I woke up feeling tense this morning, and I'm not sure why.
Part of it might be the notification that my daughter got yesterday to the effect that she was accepted to a college -- and not just any college, but the one that she said she most wants to go to, a military college in northern Vermont. I'm still surprised by that desire. While it's true that she's had a passing interest in the military for a while -- she found a set of my old stripes and used to wear them on a Tshirt, and for a period she liked to respond to directions with a mock yes, sir! -- this is still not something we expected. Her logic is that she thinks the probability of getting a job is greater if she's been in the military, and that ROTC makes it likely that she'll get into the military, and as an officer -- which, as things are going, is a pretty good goal. I admit, I'm a little sad that she's selected the Navy as the branch that she wants to try for (I was Air Force), but that's truly not a big deal. I'm a little concerned that she really doesn't know what she's getting into, though. A military school? Uniforms all the time? (Well, except for some events.) And this is the school that has an annual event for first year cadets where they do what's called the Dog River Run. It involves much splashing, much crawling through mud, and carrying a big rock. Really. Plus, at eight hours away, she won't be coming home for breaks much. Odd - if she was going to university in France, I'd think well, that's just the way it is. But that she'll be in this country, and still isolated (the college is in a very small town) - not too happy about that. She joked about wanting a college that's far enough away that her parents can't drop in, and if she goes there, she'll certainly get that. I'm trying to get her to at least consider a college that's almost as far away, but to the south, or one that's only about two hours away - both of which have Navy ROTC and fairly direct travel connections, and one which has, like her primary choice, a Corps of Cadets. But I guess the biggest thing is that this signals a big change in our relationship. She's going away, going to be on her own, for the first time. It'll be in a structured, indeed, controlled environment, but still. Going away.
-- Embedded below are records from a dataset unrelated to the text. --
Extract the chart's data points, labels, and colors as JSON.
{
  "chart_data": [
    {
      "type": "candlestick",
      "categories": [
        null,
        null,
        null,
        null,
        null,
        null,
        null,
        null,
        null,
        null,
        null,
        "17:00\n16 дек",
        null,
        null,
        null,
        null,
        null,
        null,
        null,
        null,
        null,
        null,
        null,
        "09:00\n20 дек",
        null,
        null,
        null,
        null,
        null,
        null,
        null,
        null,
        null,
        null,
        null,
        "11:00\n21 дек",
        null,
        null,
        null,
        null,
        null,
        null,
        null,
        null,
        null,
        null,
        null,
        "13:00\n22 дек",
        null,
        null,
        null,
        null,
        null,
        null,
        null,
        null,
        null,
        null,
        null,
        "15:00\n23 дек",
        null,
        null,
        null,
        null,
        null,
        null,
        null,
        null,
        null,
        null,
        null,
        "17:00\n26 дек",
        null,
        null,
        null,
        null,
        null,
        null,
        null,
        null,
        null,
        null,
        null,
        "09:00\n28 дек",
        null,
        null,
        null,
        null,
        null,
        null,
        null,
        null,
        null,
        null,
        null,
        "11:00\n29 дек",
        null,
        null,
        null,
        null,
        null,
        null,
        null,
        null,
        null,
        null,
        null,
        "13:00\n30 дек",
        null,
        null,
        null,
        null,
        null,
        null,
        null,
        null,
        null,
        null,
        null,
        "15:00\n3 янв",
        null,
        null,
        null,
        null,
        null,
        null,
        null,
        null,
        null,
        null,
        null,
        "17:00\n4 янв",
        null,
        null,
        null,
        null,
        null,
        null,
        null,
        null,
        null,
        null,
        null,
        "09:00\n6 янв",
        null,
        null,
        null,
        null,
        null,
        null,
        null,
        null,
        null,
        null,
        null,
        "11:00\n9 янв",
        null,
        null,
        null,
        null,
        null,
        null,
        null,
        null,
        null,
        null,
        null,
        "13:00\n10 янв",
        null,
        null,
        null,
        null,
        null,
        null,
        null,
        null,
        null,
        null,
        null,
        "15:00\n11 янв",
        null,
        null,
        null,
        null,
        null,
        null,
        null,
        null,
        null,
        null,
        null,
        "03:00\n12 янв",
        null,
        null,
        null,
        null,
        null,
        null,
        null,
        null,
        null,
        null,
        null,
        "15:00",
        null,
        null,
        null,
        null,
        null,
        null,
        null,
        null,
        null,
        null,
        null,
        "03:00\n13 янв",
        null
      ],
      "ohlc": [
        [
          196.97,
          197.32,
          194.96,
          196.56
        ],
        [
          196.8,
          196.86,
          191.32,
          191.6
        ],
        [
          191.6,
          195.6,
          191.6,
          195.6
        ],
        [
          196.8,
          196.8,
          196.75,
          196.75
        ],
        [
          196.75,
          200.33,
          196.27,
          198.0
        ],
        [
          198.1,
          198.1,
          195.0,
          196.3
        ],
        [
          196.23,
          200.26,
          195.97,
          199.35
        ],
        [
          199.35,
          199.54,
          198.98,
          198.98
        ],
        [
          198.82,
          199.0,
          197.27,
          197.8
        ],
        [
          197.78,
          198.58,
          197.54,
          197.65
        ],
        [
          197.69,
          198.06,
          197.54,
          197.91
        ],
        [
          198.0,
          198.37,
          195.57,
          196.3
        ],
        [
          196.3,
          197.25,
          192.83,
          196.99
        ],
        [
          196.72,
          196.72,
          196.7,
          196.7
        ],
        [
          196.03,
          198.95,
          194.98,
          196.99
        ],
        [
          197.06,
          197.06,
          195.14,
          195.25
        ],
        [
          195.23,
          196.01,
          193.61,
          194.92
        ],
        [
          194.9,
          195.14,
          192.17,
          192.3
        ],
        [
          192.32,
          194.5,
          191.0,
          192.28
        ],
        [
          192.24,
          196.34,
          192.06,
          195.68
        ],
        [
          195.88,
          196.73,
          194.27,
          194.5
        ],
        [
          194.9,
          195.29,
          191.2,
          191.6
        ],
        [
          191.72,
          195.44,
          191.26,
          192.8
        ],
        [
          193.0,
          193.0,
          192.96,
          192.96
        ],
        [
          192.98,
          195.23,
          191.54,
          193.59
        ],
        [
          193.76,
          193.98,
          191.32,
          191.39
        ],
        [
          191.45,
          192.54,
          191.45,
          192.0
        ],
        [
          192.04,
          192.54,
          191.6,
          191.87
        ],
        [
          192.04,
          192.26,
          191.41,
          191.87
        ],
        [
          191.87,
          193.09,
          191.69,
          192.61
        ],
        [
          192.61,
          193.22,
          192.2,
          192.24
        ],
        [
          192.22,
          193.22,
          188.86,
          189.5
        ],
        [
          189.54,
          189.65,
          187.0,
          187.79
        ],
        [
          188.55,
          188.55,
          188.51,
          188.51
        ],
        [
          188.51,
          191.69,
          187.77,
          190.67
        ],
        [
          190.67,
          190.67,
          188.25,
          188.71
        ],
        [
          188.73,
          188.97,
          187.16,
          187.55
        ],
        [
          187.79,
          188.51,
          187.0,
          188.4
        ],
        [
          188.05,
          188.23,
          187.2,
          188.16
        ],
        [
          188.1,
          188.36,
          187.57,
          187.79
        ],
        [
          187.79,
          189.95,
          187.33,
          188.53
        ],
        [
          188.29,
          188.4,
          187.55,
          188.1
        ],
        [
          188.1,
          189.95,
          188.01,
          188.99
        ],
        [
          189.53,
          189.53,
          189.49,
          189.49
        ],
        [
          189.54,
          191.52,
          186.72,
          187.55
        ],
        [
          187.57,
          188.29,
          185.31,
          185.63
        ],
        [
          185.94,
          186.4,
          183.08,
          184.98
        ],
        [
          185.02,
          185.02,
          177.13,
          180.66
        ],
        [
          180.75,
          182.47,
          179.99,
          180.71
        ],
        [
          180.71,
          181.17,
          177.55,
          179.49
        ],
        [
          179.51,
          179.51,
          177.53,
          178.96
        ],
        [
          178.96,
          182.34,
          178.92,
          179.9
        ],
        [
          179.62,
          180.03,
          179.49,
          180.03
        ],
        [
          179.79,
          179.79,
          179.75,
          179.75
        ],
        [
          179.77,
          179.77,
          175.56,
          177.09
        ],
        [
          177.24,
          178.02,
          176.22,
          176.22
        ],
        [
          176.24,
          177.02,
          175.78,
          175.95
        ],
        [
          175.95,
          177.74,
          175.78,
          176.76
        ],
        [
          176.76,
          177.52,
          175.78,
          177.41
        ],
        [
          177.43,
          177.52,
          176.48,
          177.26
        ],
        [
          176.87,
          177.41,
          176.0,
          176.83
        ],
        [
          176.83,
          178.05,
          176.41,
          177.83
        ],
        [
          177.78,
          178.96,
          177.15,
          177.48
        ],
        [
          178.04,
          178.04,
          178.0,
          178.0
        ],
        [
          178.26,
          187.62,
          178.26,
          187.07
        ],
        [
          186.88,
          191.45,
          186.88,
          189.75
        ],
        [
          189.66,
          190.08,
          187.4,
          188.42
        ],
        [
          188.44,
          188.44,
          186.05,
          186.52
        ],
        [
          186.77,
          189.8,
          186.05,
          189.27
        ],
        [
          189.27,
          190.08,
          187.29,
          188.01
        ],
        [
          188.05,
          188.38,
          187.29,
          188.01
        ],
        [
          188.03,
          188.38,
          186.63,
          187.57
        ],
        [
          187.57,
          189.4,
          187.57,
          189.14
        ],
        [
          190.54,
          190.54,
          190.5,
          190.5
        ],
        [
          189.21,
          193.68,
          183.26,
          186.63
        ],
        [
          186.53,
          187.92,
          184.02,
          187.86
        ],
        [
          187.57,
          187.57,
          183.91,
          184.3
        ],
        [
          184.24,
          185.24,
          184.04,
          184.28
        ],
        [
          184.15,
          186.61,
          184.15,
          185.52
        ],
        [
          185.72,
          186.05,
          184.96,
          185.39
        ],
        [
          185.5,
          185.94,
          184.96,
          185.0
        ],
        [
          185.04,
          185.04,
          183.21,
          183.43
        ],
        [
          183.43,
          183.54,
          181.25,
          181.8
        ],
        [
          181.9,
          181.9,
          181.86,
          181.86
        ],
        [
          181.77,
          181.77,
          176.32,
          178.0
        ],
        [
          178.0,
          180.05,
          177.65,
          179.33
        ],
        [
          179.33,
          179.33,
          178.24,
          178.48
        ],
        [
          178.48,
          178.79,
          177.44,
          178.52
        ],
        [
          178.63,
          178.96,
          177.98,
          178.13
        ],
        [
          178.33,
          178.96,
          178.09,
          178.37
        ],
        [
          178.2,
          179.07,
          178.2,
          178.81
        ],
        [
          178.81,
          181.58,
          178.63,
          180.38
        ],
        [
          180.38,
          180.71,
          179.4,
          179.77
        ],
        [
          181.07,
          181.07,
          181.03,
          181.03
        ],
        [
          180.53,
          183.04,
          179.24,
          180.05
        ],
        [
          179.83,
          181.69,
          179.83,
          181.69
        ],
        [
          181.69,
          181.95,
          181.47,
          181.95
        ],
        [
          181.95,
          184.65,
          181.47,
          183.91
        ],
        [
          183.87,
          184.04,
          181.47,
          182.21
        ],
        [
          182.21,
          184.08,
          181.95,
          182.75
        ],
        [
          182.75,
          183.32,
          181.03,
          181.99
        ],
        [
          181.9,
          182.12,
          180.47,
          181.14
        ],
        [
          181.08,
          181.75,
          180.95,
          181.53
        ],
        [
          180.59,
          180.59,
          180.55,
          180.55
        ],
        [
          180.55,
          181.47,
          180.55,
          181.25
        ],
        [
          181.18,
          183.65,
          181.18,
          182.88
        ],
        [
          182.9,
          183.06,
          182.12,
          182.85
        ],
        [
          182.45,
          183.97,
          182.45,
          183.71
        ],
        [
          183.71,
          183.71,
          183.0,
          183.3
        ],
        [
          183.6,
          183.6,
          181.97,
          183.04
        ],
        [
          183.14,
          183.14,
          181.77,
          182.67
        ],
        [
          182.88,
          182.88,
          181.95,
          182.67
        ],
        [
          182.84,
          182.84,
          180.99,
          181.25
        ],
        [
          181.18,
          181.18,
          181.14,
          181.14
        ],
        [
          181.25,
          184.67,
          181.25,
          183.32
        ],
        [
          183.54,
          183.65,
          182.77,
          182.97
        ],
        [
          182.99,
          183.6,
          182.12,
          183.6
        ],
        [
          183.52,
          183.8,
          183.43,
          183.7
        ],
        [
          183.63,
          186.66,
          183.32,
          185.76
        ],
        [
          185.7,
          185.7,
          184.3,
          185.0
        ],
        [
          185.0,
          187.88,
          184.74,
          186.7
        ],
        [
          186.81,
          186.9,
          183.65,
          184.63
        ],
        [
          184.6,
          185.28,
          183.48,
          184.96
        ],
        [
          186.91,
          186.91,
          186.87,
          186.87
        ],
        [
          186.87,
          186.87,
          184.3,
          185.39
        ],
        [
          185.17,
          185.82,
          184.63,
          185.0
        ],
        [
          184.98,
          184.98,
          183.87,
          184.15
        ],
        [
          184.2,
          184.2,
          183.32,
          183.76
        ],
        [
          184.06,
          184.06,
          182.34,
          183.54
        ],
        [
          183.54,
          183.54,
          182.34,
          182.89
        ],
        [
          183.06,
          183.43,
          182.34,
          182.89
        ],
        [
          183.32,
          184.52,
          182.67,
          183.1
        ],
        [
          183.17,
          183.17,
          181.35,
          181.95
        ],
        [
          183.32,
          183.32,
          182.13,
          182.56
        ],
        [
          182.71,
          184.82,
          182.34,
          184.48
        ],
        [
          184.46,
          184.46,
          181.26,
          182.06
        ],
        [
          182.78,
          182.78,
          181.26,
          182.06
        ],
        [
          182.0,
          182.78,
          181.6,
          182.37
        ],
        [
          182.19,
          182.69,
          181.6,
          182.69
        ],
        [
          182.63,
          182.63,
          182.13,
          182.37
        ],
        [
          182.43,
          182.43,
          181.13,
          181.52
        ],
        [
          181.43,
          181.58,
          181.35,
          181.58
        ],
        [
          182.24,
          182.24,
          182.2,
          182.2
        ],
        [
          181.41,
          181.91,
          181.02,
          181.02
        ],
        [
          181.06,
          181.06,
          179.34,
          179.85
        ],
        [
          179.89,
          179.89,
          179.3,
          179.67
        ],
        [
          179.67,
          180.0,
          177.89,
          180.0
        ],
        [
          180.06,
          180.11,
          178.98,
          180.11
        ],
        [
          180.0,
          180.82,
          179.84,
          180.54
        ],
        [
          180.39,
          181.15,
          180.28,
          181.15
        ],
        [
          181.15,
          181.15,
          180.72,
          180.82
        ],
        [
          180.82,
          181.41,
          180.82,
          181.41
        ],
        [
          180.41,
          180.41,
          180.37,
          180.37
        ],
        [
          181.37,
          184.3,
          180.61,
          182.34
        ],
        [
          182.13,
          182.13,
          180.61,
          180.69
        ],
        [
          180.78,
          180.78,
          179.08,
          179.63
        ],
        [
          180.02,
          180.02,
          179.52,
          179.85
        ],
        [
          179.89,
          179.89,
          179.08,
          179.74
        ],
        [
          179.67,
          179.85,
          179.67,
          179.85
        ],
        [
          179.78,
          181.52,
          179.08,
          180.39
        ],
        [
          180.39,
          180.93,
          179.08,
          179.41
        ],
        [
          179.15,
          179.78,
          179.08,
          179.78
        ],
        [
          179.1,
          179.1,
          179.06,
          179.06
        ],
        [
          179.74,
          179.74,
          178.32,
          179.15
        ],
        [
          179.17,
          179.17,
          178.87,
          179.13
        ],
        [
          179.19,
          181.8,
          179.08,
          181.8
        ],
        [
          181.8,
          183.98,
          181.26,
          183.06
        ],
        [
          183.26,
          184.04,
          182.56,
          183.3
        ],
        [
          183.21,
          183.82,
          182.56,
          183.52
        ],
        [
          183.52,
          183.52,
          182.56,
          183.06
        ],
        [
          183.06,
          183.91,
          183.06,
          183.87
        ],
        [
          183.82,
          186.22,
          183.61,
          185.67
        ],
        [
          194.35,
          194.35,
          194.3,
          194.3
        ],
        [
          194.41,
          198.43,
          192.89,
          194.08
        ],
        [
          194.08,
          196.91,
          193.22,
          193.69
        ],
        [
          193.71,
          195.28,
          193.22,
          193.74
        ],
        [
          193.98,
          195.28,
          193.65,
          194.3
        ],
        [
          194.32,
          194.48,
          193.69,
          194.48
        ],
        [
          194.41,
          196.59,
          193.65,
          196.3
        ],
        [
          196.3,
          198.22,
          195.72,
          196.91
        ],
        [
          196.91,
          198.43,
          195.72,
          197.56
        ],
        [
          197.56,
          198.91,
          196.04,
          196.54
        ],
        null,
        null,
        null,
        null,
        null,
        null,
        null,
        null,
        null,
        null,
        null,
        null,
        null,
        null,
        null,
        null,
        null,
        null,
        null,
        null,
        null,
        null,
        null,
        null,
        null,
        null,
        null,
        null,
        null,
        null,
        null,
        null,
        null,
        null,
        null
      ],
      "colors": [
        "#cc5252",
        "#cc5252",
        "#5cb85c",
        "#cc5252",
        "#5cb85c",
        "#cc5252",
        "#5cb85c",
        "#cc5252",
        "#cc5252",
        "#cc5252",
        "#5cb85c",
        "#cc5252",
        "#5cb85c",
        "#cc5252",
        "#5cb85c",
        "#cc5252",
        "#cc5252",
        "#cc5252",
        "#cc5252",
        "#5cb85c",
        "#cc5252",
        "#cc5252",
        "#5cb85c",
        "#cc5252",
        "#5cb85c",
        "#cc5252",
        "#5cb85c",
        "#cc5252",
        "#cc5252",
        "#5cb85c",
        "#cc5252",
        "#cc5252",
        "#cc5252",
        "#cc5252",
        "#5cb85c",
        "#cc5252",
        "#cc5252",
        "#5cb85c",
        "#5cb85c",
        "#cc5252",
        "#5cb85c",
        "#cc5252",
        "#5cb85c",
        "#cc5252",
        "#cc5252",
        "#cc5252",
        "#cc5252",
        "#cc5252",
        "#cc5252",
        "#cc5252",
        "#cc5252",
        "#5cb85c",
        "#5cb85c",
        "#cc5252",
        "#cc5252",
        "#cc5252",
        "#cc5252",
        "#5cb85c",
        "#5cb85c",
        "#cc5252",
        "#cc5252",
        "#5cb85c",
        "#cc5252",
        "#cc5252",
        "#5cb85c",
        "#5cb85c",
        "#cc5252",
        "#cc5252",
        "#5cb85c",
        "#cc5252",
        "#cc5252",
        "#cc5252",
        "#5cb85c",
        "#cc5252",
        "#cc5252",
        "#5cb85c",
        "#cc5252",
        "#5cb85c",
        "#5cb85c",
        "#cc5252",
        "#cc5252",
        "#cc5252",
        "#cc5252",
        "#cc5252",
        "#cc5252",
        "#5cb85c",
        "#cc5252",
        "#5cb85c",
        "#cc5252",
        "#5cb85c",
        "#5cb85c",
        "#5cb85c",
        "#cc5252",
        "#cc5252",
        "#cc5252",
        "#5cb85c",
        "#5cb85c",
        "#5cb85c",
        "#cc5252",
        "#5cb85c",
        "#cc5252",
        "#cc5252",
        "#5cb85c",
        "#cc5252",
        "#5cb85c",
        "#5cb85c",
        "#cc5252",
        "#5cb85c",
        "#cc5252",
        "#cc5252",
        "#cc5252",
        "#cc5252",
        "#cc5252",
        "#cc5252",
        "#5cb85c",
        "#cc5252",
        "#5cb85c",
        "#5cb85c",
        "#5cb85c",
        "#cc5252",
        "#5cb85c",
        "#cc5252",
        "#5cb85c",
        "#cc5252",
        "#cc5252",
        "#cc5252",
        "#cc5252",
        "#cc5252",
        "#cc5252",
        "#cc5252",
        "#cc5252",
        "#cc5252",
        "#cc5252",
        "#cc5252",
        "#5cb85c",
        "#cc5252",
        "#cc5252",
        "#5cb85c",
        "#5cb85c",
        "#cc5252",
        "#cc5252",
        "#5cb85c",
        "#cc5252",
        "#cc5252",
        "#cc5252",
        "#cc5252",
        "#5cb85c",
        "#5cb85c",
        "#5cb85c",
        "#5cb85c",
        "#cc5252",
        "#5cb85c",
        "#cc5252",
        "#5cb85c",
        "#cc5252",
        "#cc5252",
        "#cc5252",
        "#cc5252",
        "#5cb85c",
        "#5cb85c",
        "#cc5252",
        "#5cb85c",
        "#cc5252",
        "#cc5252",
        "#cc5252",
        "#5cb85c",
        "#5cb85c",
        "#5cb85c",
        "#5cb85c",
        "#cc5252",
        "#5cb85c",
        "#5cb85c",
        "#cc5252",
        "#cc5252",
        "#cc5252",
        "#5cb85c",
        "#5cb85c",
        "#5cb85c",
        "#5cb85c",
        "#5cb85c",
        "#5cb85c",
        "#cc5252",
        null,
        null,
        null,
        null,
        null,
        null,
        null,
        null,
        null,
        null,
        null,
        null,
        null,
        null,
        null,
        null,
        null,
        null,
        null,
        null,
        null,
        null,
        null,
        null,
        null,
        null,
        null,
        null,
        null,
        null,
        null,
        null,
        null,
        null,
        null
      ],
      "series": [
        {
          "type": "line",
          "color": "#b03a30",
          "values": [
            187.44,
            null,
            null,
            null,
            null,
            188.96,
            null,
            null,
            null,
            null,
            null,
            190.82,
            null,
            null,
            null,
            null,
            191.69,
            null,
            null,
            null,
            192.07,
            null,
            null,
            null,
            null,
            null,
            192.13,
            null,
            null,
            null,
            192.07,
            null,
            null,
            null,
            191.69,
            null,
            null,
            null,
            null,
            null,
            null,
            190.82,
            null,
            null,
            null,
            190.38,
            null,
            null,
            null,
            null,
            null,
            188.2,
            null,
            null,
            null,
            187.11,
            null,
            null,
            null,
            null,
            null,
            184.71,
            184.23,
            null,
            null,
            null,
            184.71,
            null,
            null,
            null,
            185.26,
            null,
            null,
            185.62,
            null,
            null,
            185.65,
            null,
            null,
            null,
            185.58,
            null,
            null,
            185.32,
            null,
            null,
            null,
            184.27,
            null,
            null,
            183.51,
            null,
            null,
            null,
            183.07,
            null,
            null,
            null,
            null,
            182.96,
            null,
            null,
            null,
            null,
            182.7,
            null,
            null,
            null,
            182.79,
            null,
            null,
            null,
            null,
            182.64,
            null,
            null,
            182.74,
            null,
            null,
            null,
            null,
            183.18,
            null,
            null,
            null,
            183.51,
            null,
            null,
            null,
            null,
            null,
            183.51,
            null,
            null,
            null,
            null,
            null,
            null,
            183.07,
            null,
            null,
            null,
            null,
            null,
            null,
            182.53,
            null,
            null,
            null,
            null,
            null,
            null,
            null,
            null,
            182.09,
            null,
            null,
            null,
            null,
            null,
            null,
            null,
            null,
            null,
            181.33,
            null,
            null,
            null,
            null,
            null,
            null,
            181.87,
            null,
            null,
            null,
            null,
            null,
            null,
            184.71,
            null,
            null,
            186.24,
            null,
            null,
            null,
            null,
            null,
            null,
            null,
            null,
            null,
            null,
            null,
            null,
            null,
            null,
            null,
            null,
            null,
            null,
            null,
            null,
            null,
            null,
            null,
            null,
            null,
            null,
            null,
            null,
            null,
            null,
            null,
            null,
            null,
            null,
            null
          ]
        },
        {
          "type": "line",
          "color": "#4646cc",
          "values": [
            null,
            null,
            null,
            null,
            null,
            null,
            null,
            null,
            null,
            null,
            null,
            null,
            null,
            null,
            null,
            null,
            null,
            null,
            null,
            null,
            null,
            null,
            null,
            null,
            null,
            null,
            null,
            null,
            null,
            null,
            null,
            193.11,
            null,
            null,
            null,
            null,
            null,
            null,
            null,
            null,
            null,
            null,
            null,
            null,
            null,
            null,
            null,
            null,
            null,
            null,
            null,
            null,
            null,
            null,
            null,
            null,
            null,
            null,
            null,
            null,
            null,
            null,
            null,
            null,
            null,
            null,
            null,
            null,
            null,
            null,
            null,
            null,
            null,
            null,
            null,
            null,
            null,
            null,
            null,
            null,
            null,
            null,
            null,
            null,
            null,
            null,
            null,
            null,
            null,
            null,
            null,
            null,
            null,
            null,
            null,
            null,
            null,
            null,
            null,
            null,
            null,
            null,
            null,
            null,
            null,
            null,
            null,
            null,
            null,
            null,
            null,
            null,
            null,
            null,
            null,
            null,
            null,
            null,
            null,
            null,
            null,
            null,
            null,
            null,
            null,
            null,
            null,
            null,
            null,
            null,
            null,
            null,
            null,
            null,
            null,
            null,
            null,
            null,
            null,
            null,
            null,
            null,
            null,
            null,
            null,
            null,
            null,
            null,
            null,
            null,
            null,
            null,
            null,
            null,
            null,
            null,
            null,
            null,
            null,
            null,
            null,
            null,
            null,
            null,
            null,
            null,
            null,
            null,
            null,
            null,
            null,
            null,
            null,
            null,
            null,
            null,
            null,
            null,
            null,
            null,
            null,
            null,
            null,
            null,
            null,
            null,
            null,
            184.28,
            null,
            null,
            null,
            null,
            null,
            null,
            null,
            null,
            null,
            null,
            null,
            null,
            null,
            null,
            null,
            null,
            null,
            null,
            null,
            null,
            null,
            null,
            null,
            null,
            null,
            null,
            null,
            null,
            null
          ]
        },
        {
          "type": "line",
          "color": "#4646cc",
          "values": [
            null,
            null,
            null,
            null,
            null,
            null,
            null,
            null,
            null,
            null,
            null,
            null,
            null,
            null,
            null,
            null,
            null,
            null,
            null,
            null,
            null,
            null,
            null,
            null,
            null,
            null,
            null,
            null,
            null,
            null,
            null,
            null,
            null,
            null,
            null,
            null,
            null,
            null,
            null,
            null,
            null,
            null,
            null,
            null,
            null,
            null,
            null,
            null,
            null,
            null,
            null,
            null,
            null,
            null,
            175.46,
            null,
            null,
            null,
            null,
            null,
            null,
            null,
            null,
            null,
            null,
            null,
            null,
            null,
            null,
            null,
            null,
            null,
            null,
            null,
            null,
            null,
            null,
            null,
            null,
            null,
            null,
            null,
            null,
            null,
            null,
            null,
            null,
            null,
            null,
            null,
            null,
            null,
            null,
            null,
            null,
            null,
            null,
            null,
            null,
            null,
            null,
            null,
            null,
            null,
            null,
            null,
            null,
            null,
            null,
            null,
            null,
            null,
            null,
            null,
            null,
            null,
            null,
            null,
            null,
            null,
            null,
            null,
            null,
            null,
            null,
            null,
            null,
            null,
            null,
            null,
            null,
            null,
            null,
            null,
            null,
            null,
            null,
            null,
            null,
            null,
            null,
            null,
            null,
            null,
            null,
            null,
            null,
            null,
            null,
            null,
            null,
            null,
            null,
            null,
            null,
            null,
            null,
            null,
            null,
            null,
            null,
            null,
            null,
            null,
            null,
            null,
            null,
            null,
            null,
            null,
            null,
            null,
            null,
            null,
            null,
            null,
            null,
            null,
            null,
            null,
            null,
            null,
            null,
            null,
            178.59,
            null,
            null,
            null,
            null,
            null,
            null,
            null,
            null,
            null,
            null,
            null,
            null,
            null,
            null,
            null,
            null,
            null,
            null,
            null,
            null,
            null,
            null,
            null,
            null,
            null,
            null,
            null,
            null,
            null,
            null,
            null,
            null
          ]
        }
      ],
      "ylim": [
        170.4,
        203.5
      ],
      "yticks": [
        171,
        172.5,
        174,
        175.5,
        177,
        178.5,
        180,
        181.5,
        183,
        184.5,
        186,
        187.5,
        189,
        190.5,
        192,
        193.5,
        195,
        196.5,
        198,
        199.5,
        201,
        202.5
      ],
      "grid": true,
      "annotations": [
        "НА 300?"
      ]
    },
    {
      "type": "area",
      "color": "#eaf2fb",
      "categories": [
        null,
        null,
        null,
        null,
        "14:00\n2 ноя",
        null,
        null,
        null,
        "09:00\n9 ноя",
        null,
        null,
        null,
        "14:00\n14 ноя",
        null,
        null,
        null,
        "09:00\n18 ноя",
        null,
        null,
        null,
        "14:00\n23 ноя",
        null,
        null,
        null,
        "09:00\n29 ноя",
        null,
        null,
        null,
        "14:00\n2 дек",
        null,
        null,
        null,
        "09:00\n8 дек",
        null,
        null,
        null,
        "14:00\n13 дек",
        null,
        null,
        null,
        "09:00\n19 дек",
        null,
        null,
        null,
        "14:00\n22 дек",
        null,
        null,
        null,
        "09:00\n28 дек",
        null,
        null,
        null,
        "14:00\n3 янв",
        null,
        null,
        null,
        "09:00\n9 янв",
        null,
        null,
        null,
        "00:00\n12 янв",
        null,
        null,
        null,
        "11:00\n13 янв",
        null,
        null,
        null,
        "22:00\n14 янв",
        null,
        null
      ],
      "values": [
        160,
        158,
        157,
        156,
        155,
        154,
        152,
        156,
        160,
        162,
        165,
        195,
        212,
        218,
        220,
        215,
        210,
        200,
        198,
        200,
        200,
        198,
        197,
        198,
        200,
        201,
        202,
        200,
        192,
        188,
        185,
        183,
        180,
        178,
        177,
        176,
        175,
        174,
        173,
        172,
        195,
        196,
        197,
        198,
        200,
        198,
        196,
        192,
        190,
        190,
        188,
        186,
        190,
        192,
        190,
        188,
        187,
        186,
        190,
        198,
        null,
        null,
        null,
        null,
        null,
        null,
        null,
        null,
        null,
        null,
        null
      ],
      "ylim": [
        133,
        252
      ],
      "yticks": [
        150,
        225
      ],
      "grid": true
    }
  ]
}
This whole Occupy thing still bothers me. I remember that when things like this happened in the sixties, it was chaotic then, too, but the results were good. Still scares me, a little, even so. I'd almost rather not have the improvement that I think it can -- not will, but can -- bring, if I can have back the quiet. Though, as things are going, that's probably a pretty dumb desire. Many economies, not just ours, are screwed up, and as interconnected as they are, they need to all move to improve any of them. I do have this lurking suspicion that no matter what happens, bright young people on Wall Street are going to make obscene amounts of money on the change.
I'm also most upset that my delightful weight lose progress has reversed itself. I know, I know -- I'm probably still losing weight, but gaining heavier muscle. My jeans are looser -- which by no means means loose. I still don't like it.